Readers Write: NHP’s suburban lifestyle under threat

The Island Now

The Village of New Hyde Park is 0.86 miles in size and home to approximately 9,854 residents with a population density of 11,467/sq. mile.

Whether we are longtime residents or relative newcomers, the vast majority of the residents who choose to live here do so because our village is predominantly made up of privately owned, single-family and two-family suburban homes.

We are just two stops from the largest metropolitan area in the entire world. We fully acknowledge that there is massive pressure on us to be the solution to problems that, for the most part, we did not create nor presently exist here.

Less face it. There is a reason why the Third Track Project was renamed the LIRR Expansion Project.  It was never about what we were originally told by Gov. Cuomo, the MTA/LIRR and others about easing commuter demands, the ‘reverse commute’ or on-time performance.

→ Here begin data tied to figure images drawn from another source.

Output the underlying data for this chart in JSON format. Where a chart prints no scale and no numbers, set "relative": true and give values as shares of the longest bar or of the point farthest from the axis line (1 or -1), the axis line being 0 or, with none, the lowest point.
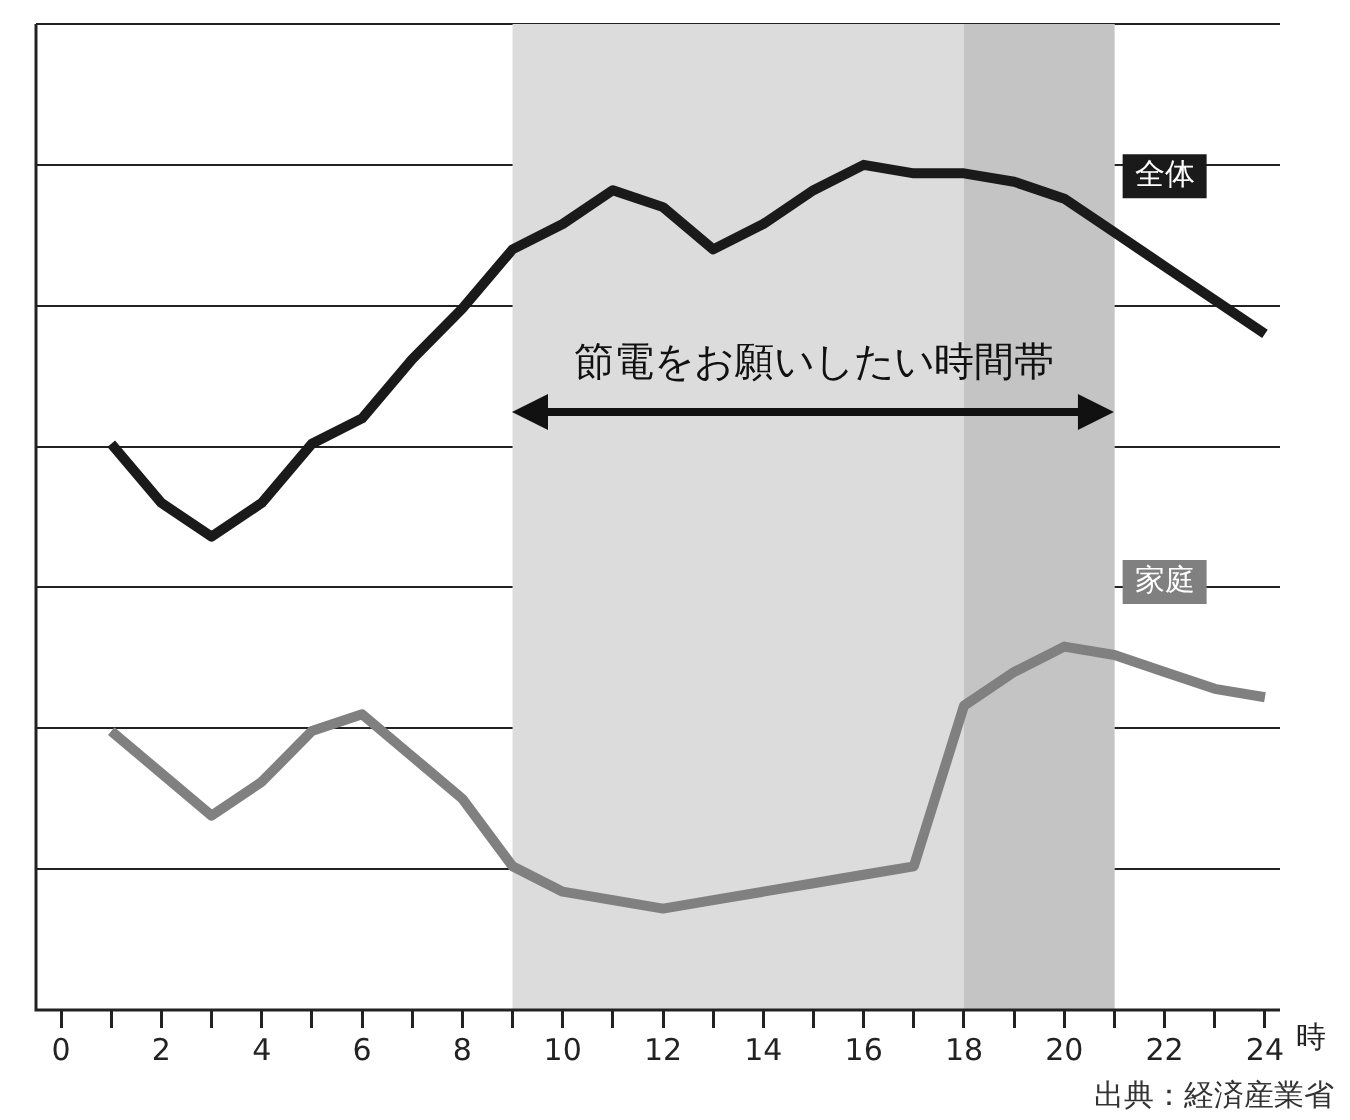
{
  "chart_data": {
    "type": "line",
    "relative": true,
    "xlabel": "時",
    "x": [
      1,
      2,
      3,
      4,
      5,
      6,
      7,
      8,
      9,
      10,
      11,
      12,
      13,
      14,
      15,
      16,
      17,
      18,
      19,
      20,
      21,
      22,
      23,
      24
    ],
    "xlim": [
      -0.5,
      24.3
    ],
    "xticks": [
      0,
      {
        "value": 1,
        "label": null
      },
      2,
      {
        "value": 3,
        "label": null
      },
      4,
      {
        "value": 5,
        "label": null
      },
      6,
      {
        "value": 7,
        "label": null
      },
      8,
      {
        "value": 9,
        "label": null
      },
      10,
      {
        "value": 11,
        "label": null
      },
      12,
      {
        "value": 13,
        "label": null
      },
      14,
      {
        "value": 15,
        "label": null
      },
      16,
      {
        "value": 17,
        "label": null
      },
      18,
      {
        "value": 19,
        "label": null
      },
      20,
      {
        "value": 21,
        "label": null
      },
      22,
      {
        "value": 23,
        "label": null
      },
      24
    ],
    "series": [
      {
        "name": "全体",
        "color": "#1a1a1a",
        "values": [
          0.67,
          0.6,
          0.56,
          0.6,
          0.67,
          0.7,
          0.77,
          0.83,
          0.9,
          0.93,
          0.97,
          0.95,
          0.9,
          0.93,
          0.97,
          1,
          0.99,
          0.99,
          0.98,
          0.96,
          0.92,
          0.88,
          0.84,
          0.8
        ]
      },
      {
        "name": "家庭",
        "color": "#808080",
        "values": [
          0.33,
          0.28,
          0.23,
          0.27,
          0.33,
          0.35,
          0.3,
          0.25,
          0.17,
          0.14,
          0.13,
          0.12,
          0.13,
          0.14,
          0.15,
          0.16,
          0.17,
          0.36,
          0.4,
          0.43,
          0.42,
          0.4,
          0.38,
          0.37
        ]
      }
    ],
    "bands": [
      {
        "axis": "x",
        "from": 9,
        "to": 21,
        "color": "#dcdcdc"
      },
      {
        "axis": "x",
        "from": 18,
        "to": 21,
        "color": "#c4c4c4"
      }
    ],
    "annotations": [
      "節電をお願いしたい時間帯",
      "出典：経済産業省"
    ],
    "grid": "y",
    "legend": false,
    "marker": "none",
    "line_style": "solid"
  }
}
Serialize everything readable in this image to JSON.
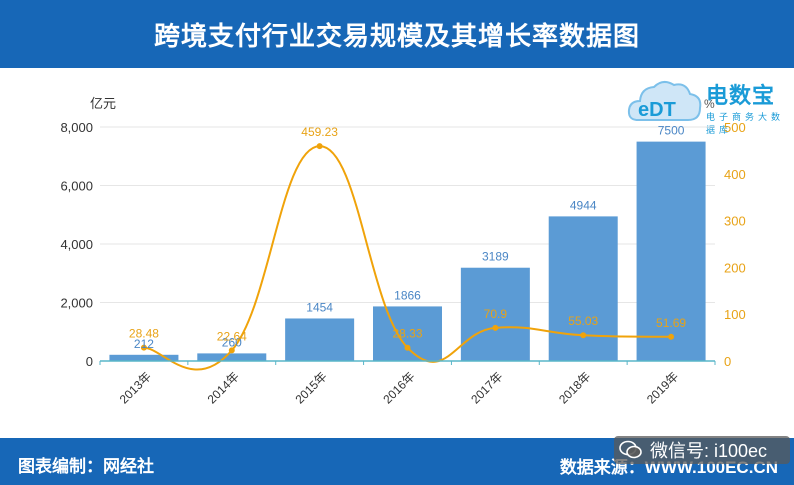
{
  "header": {
    "title": "跨境支付行业交易规模及其增长率数据图"
  },
  "footer": {
    "left": "图表编制：网经社",
    "right": "数据来源：WWW.100EC.CN"
  },
  "watermark": {
    "text": "微信号: i100ec"
  },
  "logo": {
    "brand": "电数宝",
    "sub": "电子商务大数据库"
  },
  "colors": {
    "header_bg": "#1767b7",
    "bar": "#5b9bd5",
    "line": "#f0a30a",
    "axis_left_text": "#333333",
    "axis_right_text": "#e8a317"
  },
  "chart_data": {
    "type": "bar+line",
    "categories": [
      "2013年",
      "2014年",
      "2015年",
      "2016年",
      "2017年",
      "2018年",
      "2019年"
    ],
    "series": [
      {
        "values": [
          212,
          260,
          1454,
          1866,
          3189,
          4944,
          7500
        ],
        "labels": [
          "212",
          "260",
          "1454",
          "1866",
          "3189",
          "4944",
          "7500"
        ],
        "axis": "left",
        "kind": "bar"
      },
      {
        "values": [
          28.48,
          22.64,
          459.23,
          28.33,
          70.9,
          55.03,
          51.69
        ],
        "labels": [
          "28.48",
          "22.64",
          "459.23",
          "28.33",
          "70.9",
          "55.03",
          "51.69"
        ],
        "axis": "right",
        "kind": "line"
      }
    ],
    "y_left": {
      "unit": "亿元",
      "range": [
        0,
        8000
      ],
      "ticks": [
        "0",
        "2,000",
        "4,000",
        "6,000",
        "8,000"
      ]
    },
    "y_right": {
      "unit": "%",
      "range": [
        0,
        500
      ],
      "ticks": [
        "0",
        "100",
        "200",
        "300",
        "400",
        "500"
      ]
    },
    "grid": true
  }
}
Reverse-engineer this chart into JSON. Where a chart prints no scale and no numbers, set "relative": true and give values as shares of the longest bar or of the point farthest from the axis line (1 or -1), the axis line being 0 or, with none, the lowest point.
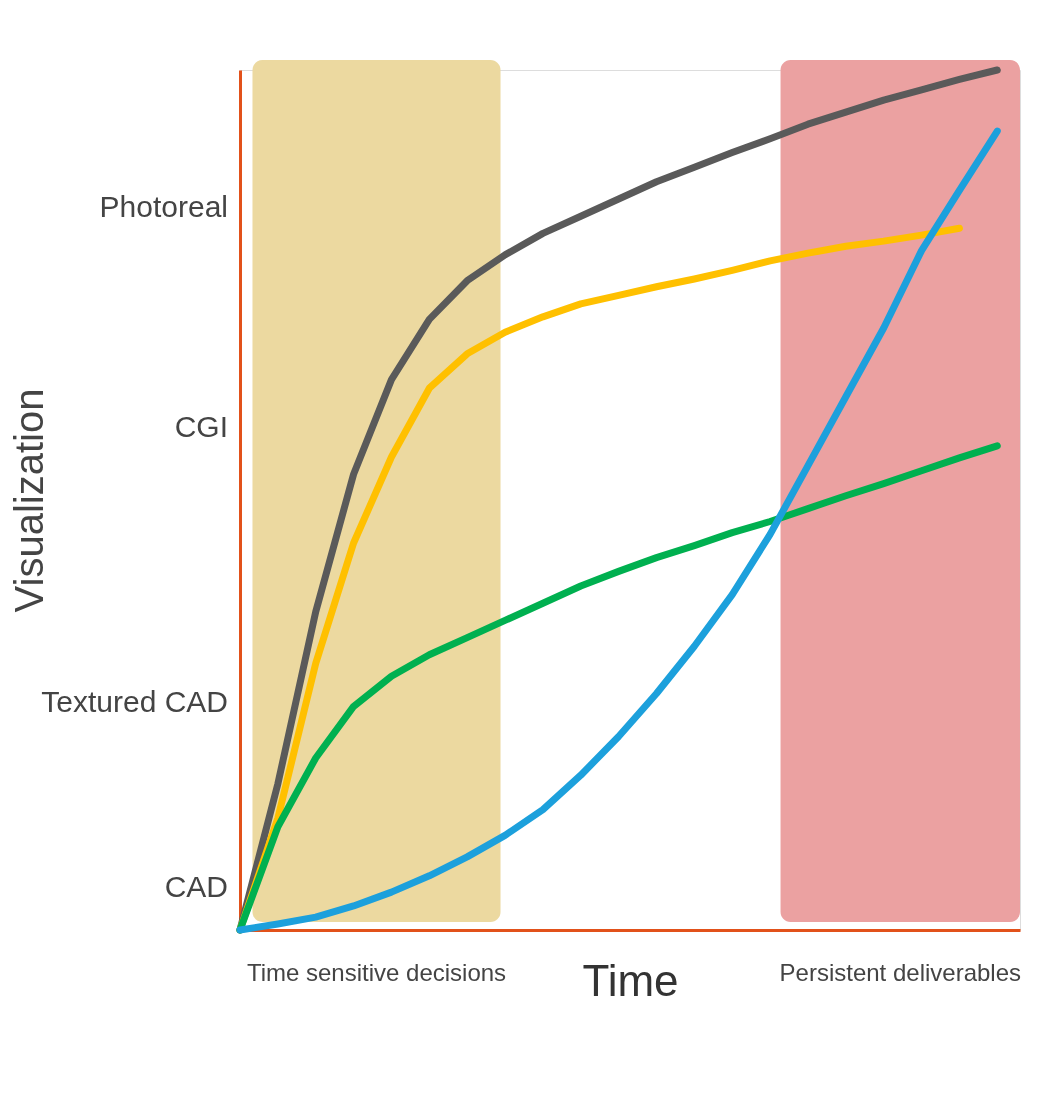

If it was, when the MTA/LIRR installed the third track, they would also upgrade all the signals, switches and other dysfunctional technologies that regularly plague the LIRR’s main line during this project. They aren’t. Not even the federally mandated ‘positive train control’ technology is being installed.

We surely have our doubts about whether the newly proposed $5.7 billion for the LIRR in the next MTA Capital Budget will “modernize” the line in the future either.

The LIRR Expansion Project has nothing to do with ‘modernization’ at all; it’s all about laying down a third track and building transit-oriented, mixed-use development to accommodate the increasing numbers of workers who can’t afford to live in NYC where they work.

Ms. Curran stated, “…the project (Covert Ave. crossing elimination) is ‘another milestone’ reached for the LIRR Expansion Project which she said will support transit-oriented development throughout Nassau County and helping spur growth in local communities for generations to come.”

Despite the ribbon-cutting ceremony, let’s be clear. First, the Covert Ave. crossing elimination project has not been completed as yet. Perhaps if Ms. Curran stayed longer during her photo-op visit, she would have observed that.

Residents, especially those who live along that route, continue to endure negative impacts to their daily lives, their properties and their livelihoods.  In her statement, Ms. Curran didn’t even acknowledge the overwhelming sacrifices made by village residents as a result of this project.  That was surely a red-flag moment for all of us.

Secondly, New Hyde Park is not a blighted community. In fact, our property values are soaring. Why? Because people in the Long Island region and beyond have learned about our quaint village, our family-oriented values, our strong support for our local government, our schools, our libraries and our local community-based and school-based organizations — and, they want to live here, too.

Mixed-use transit-oriented development, its implied impacts to parking, traffic and infrastructure, noise pollution, along with increased stresses on our schools, fire and police districts, sewer system, gas and electric utilities, and our quality of life are all implied consequences of these TOD proposals.

If any revitalization is considered in our village, not only must everyone be included in the vision for it, but the plans for it must respect our traditions, our culture and our values.  Anything less is not progress – it is pure exploitation.

Couple the aforementioned concerns with the negative impacts of the Nassau IDA’s multi-year ‘tax incentive agreements’ which are often granted to the developers of these downtown revitalization proposals.

Since local government real property taxes and school taxes are levied only on taxable property, the more tax-exempt property there is in a jurisdiction, the greater the tax burden on the rest of the taxpaying public.  This would be a huge burden to us here in New Hyde Park.

From senior citizens living on fixed incomes to new, young families who sacrifice much to live here, we are all concerned about our future here. That’s not nimbyism, as Ms. Curran loves to coin it. That is the bottom-line reality.

The Village of New Hyde Park is at a crossroads. Our mayor and Board of Trustees are the duly elected voices of NHP’s voting and taxpaying public –  not the MTA/LIRR, not state and county politicians who know nothing about us, and not the big-money developers (and campaign donors) who value the 32-minute commute to NYC far more than our quiet suburban, family-oriented life and our peaceful neighborhoods.

Although NHP is beautiful tapestry of people from all different walks of life and cultures, we share one unshakable bond.

The overwhelming majority of NHP village residents resoundingly reject Gov. Cuomo’s, Ms. Curran’s ‘transit-oriented’ vision for our future.  We live in a democratic republic and, sadly, they have failed miserably in their respective roles to represent their constituents.

Over the last several months, thousands of NHP residents have joined together in a historically unprecedented manner.

The LIRR Expansion Project was our alarm clock and, yes, the sleeping giant has been awakened. We remain vigilant. We remain united. We pledge to preserve and protect our suburban neighborhoods from the political agendas of some who have demonstrated little interest in our values, our culture and the goals we have for our families and future.

New Hyde Park will not be sold out to the highest bidder. And, our votes will constitute our collective voices.